The Arduino Keyboard library contains code to map different keys from the internal list of macros to specific keypresses:

  • If the key value is >= 138 it's a non-printing special key (subtract 138)
  • If the key value is >= 128 it is a modifier key (1 << (k - 128))
  • Otherwise look the code up in a mapping table.

That means you can use:

Keyboard.press(KEY_LEFT_SHIFT);

or

Keyboard.release(KEY_RIGHT_GUI);

The full list of modifier keys is:

#define KEY_LEFT_CTRL   0x80
#define KEY_LEFT_SHIFT    0x81
#define KEY_LEFT_ALT    0x82
#define KEY_LEFT_GUI    0x83
#define KEY_RIGHT_CTRL    0x84
#define KEY_RIGHT_SHIFT   0x85
#define KEY_RIGHT_ALT   0x86
#define KEY_RIGHT_GUI   0x87

So to do a capital A you can use:

Keyboard.press(KEY_LEFT_SHIFT);
Keyboard.press('a');
Keyboard.release('a');
Keyboard.release(KEY_LEFT_SHIFT);

There is also a shortcut, and that is:

Keyboard.press('A');
Keyboard.release('A');

The character 'A' is the same in the lookup table as character 'a' except the high bit of the result is set, which triggers a "Press or release the shift key" addition in the mapping code.

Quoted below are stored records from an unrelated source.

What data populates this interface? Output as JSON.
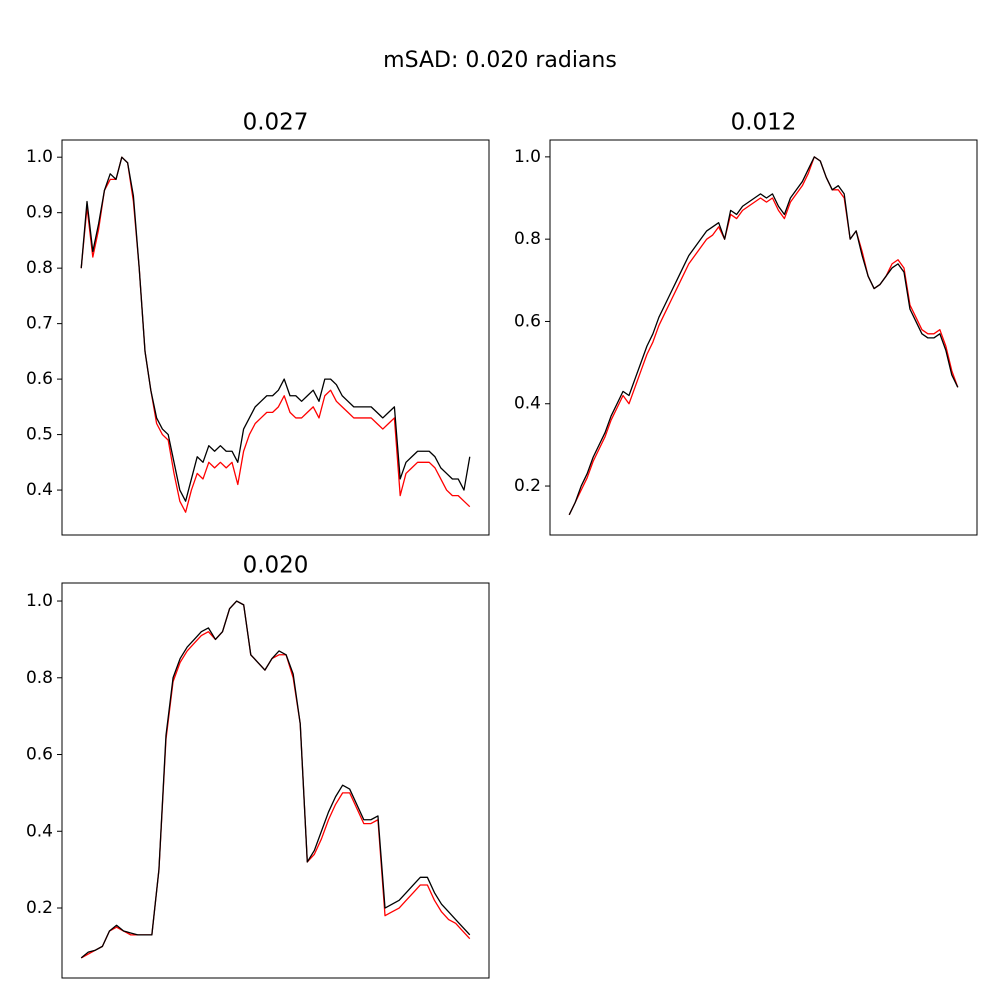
{
  "title": "mSAD: 0.020 radians",
  "chart_data": [
    {
      "type": "line",
      "title": "0.027",
      "ylim": [
        0.319,
        1.031
      ],
      "yticks": [
        {
          "value": 0.4,
          "label": "0.4"
        },
        {
          "value": 0.5,
          "label": "0.5"
        },
        {
          "value": 0.6,
          "label": "0.6"
        },
        {
          "value": 0.7,
          "label": "0.7"
        },
        {
          "value": 0.8,
          "label": "0.8"
        },
        {
          "value": 0.9,
          "label": "0.9"
        },
        {
          "value": 1.0,
          "label": "1.0"
        }
      ],
      "series": [
        {
          "color": "#ff0000",
          "values": [
            0.8,
            0.91,
            0.82,
            0.87,
            0.94,
            0.96,
            0.96,
            1.0,
            0.99,
            0.92,
            0.8,
            0.65,
            0.58,
            0.52,
            0.5,
            0.49,
            0.43,
            0.38,
            0.36,
            0.4,
            0.43,
            0.42,
            0.45,
            0.44,
            0.45,
            0.44,
            0.45,
            0.41,
            0.47,
            0.5,
            0.52,
            0.53,
            0.54,
            0.54,
            0.55,
            0.57,
            0.54,
            0.53,
            0.53,
            0.54,
            0.55,
            0.53,
            0.57,
            0.58,
            0.56,
            0.55,
            0.54,
            0.53,
            0.53,
            0.53,
            0.53,
            0.52,
            0.51,
            0.52,
            0.53,
            0.39,
            0.43,
            0.44,
            0.45,
            0.45,
            0.45,
            0.44,
            0.42,
            0.4,
            0.39,
            0.39,
            0.38,
            0.37
          ]
        },
        {
          "color": "#000000",
          "values": [
            0.8,
            0.92,
            0.83,
            0.88,
            0.94,
            0.97,
            0.96,
            1.0,
            0.99,
            0.93,
            0.8,
            0.65,
            0.58,
            0.53,
            0.51,
            0.5,
            0.45,
            0.4,
            0.38,
            0.42,
            0.46,
            0.45,
            0.48,
            0.47,
            0.48,
            0.47,
            0.47,
            0.45,
            0.51,
            0.53,
            0.55,
            0.56,
            0.57,
            0.57,
            0.58,
            0.6,
            0.57,
            0.57,
            0.56,
            0.57,
            0.58,
            0.56,
            0.6,
            0.6,
            0.59,
            0.57,
            0.56,
            0.55,
            0.55,
            0.55,
            0.55,
            0.54,
            0.53,
            0.54,
            0.55,
            0.42,
            0.45,
            0.46,
            0.47,
            0.47,
            0.47,
            0.46,
            0.44,
            0.43,
            0.42,
            0.42,
            0.4,
            0.46
          ]
        }
      ]
    },
    {
      "type": "line",
      "title": "0.012",
      "ylim": [
        0.081,
        1.041
      ],
      "yticks": [
        0.2,
        0.4,
        0.6,
        0.8,
        {
          "value": 1.0,
          "label": "1.0"
        }
      ],
      "series": [
        {
          "color": "#ff0000",
          "values": [
            0.13,
            0.16,
            0.19,
            0.22,
            0.26,
            0.29,
            0.32,
            0.36,
            0.39,
            0.42,
            0.4,
            0.44,
            0.48,
            0.52,
            0.55,
            0.59,
            0.62,
            0.65,
            0.68,
            0.71,
            0.74,
            0.76,
            0.78,
            0.8,
            0.81,
            0.83,
            0.8,
            0.86,
            0.85,
            0.87,
            0.88,
            0.89,
            0.9,
            0.89,
            0.9,
            0.87,
            0.85,
            0.89,
            0.91,
            0.93,
            0.96,
            1.0,
            0.99,
            0.95,
            0.92,
            0.92,
            0.9,
            0.8,
            0.82,
            0.77,
            0.71,
            0.68,
            0.69,
            0.71,
            0.74,
            0.75,
            0.73,
            0.64,
            0.61,
            0.58,
            0.57,
            0.57,
            0.58,
            0.54,
            0.48,
            0.44
          ]
        },
        {
          "color": "#000000",
          "values": [
            0.13,
            0.16,
            0.2,
            0.23,
            0.27,
            0.3,
            0.33,
            0.37,
            0.4,
            0.43,
            0.42,
            0.46,
            0.5,
            0.54,
            0.57,
            0.61,
            0.64,
            0.67,
            0.7,
            0.73,
            0.76,
            0.78,
            0.8,
            0.82,
            0.83,
            0.84,
            0.8,
            0.87,
            0.86,
            0.88,
            0.89,
            0.9,
            0.91,
            0.9,
            0.91,
            0.88,
            0.86,
            0.9,
            0.92,
            0.94,
            0.97,
            1.0,
            0.99,
            0.95,
            0.92,
            0.93,
            0.91,
            0.8,
            0.82,
            0.76,
            0.71,
            0.68,
            0.69,
            0.71,
            0.73,
            0.74,
            0.72,
            0.63,
            0.6,
            0.57,
            0.56,
            0.56,
            0.57,
            0.53,
            0.47,
            0.44
          ]
        }
      ]
    },
    {
      "type": "line",
      "title": "0.020",
      "ylim": [
        0.0176,
        1.047
      ],
      "yticks": [
        0.2,
        0.4,
        0.6,
        0.8,
        {
          "value": 1.0,
          "label": "1.0"
        }
      ],
      "series": [
        {
          "color": "#ff0000",
          "values": [
            0.07,
            0.08,
            0.09,
            0.1,
            0.14,
            0.15,
            0.14,
            0.13,
            0.13,
            0.13,
            0.13,
            0.3,
            0.64,
            0.79,
            0.84,
            0.87,
            0.89,
            0.91,
            0.92,
            0.9,
            0.92,
            0.98,
            1.0,
            0.99,
            0.86,
            0.84,
            0.82,
            0.85,
            0.86,
            0.86,
            0.8,
            0.68,
            0.32,
            0.34,
            0.38,
            0.43,
            0.47,
            0.5,
            0.5,
            0.46,
            0.42,
            0.42,
            0.43,
            0.18,
            0.19,
            0.2,
            0.22,
            0.24,
            0.26,
            0.26,
            0.22,
            0.19,
            0.17,
            0.16,
            0.14,
            0.12
          ]
        },
        {
          "color": "#000000",
          "values": [
            0.07,
            0.085,
            0.09,
            0.1,
            0.14,
            0.155,
            0.14,
            0.135,
            0.13,
            0.13,
            0.13,
            0.3,
            0.65,
            0.8,
            0.85,
            0.88,
            0.9,
            0.92,
            0.93,
            0.9,
            0.92,
            0.98,
            1.0,
            0.99,
            0.86,
            0.84,
            0.82,
            0.85,
            0.87,
            0.86,
            0.81,
            0.68,
            0.32,
            0.35,
            0.4,
            0.45,
            0.49,
            0.52,
            0.51,
            0.47,
            0.43,
            0.43,
            0.44,
            0.2,
            0.21,
            0.22,
            0.24,
            0.26,
            0.28,
            0.28,
            0.24,
            0.21,
            0.19,
            0.17,
            0.15,
            0.13
          ]
        }
      ]
    }
  ]
}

A USB keyboard report consists of 8 bytes:

  • Up to 8 modifier keys (bitmap)
  • One reserved byte
  • 6 bytes to indicate pressed keys

This means that you can have up to 6 keys pressed at once, plus modifier keys. Never any more than that. So you don't need to handle any more than that in your code.

The current list of pressed keys is maintained by the keyboard and is sent in every report. There's no concept as such of "pressed" or "released" - only the list of what is currently pressed. If a key is released it's just removed from that list of pressed keys.

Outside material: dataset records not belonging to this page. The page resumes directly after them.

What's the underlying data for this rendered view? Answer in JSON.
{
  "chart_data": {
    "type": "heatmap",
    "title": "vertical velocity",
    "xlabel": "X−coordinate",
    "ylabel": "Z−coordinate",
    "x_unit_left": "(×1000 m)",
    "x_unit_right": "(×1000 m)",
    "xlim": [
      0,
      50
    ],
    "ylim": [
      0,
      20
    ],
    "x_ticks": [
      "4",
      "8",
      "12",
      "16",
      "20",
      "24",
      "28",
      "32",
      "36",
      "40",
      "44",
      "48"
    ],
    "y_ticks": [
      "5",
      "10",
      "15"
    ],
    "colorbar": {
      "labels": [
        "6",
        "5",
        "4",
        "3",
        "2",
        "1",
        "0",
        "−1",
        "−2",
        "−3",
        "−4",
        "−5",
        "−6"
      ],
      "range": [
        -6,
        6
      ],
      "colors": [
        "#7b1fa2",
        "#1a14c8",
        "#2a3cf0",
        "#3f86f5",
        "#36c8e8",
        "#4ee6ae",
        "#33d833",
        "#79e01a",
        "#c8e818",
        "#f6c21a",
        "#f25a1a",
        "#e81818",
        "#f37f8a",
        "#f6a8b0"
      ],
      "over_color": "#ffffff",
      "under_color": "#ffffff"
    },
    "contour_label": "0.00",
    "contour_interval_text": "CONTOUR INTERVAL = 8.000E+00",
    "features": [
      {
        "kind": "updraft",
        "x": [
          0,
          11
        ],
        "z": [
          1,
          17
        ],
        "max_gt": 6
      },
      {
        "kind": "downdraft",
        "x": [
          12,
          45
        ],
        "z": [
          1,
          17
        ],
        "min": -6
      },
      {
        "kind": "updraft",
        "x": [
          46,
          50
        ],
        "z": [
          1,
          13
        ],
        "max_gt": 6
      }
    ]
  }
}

So what you need is some way of transferring that data in such a way that the Arduino can interpret it properly.

Since the data is not high throughput you can afford to be quite wasteful in your protocol. I would suggest using a fairly verbose ASCII based protocol.

  • All the protocol data is using ASCII characters between 32 and 127 inclusive
  • This frees up control characters (<32) for controlling the protocol.

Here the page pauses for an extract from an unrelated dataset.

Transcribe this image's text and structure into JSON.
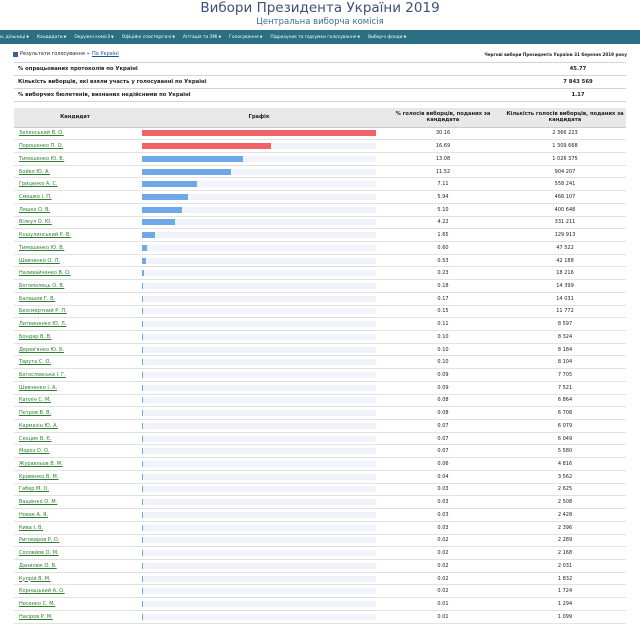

The simplest thing is to use a single control character (such as \n) to act as a line ending to break your data up into packets. Each packet can then contain a list of instructions.

For example, you might choose to have a protocol that looks like:

P,129\n
P,97\n
R,97\n
R,129\n

By treating each line as a complete entity you know that you want to Press key 129 (#define KEY_LEFT_SHIFT 0x81), press key 97 ('a'), release 97, then release 129.

There's no confusion, since commands are all a single upper-case character, and keys are all a decimal number.

For your application, though, a "raw" access interface would be of more use, since you don't really want the Arduino interpreting things for you. However, the API doesn't provide that kind of thing. So you just have to make the best of what you have and work around it.